Distributions

Displays value distributions for a single attribute.

Inputs

Data: input dataset

Outputs

Selected Data: instances selected from the plot
Data: data with an additional column showing whether an instance is selected
Histogram Data: bins and instance counts from the histogram

The Distributions widget displays the value distribution of discrete or continuous attributes. If the data contains a class variable, distributions may be conditioned on the class.

The graph shows how many times (e.g., in how many instances) each attribute value appears in the data. If the data contains a class variable, class distributions for each of the attribute values will be displayed (like in the snapshot below). To create this graph, we used the Zoo dataset.

A list of variables for display. Sort categories by frequency orders displayed values by frequency.
Set Bin width with the slider. Precision scale is set to sensible intervals. Fitted distribution fits selected distribution to the plot. Options are Normal, Beta, Gamma, Rayleigh, Pareto, Exponential, Kernel density.
Columns:

Split by displays value distributions for instances of a certain class.
Stack columns displays one column per bin, colored by proportions of class values.
Show probabilities shows probabilities of class values at selected variable.
Show cumulative distribution cumulatively stacks frequencies.

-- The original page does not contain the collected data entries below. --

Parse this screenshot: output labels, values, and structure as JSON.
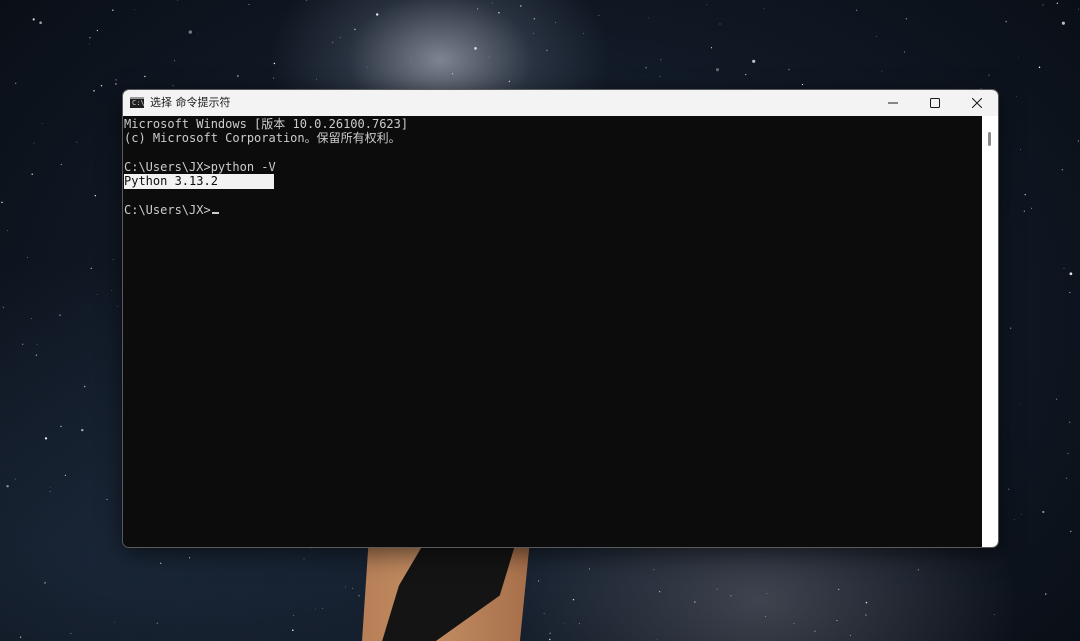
{
  "window": {
    "title": "选择 命令提示符",
    "icon": "cmd-icon",
    "icon_glyph": "C:\\",
    "controls": [
      "minimize-icon",
      "maximize-icon",
      "close-icon"
    ]
  },
  "console": {
    "lines": [
      "Microsoft Windows [版本 10.0.26100.7623]",
      "(c) Microsoft Corporation。保留所有权利。",
      "",
      "C:\\Users\\JX>python -V",
      "Python 3.13.2",
      "",
      "C:\\Users\\JX>"
    ],
    "selected_line_index": 4,
    "cursor": "_"
  },
  "colors": {
    "console_bg": "#0c0c0c",
    "console_text": "#cccccc",
    "selection_bg": "#f2f2f2",
    "titlebar_bg": "#f3f3f3"
  }
}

If Apply Automatically is ticked, changes are communicated automatically. Alternatively, click Apply.

For continuous attributes, the attribute values are also displayed as a histogram. It is possible to fit various distributions to the data, for example, a Gaussian kernel density estimation. Hide bars hides histogram bars and shows only distribution (old behavior of Distributions).

For this example, we used the Iris dataset.

In class-less domains, the bars are displayed in blue. We used the Housing dataset.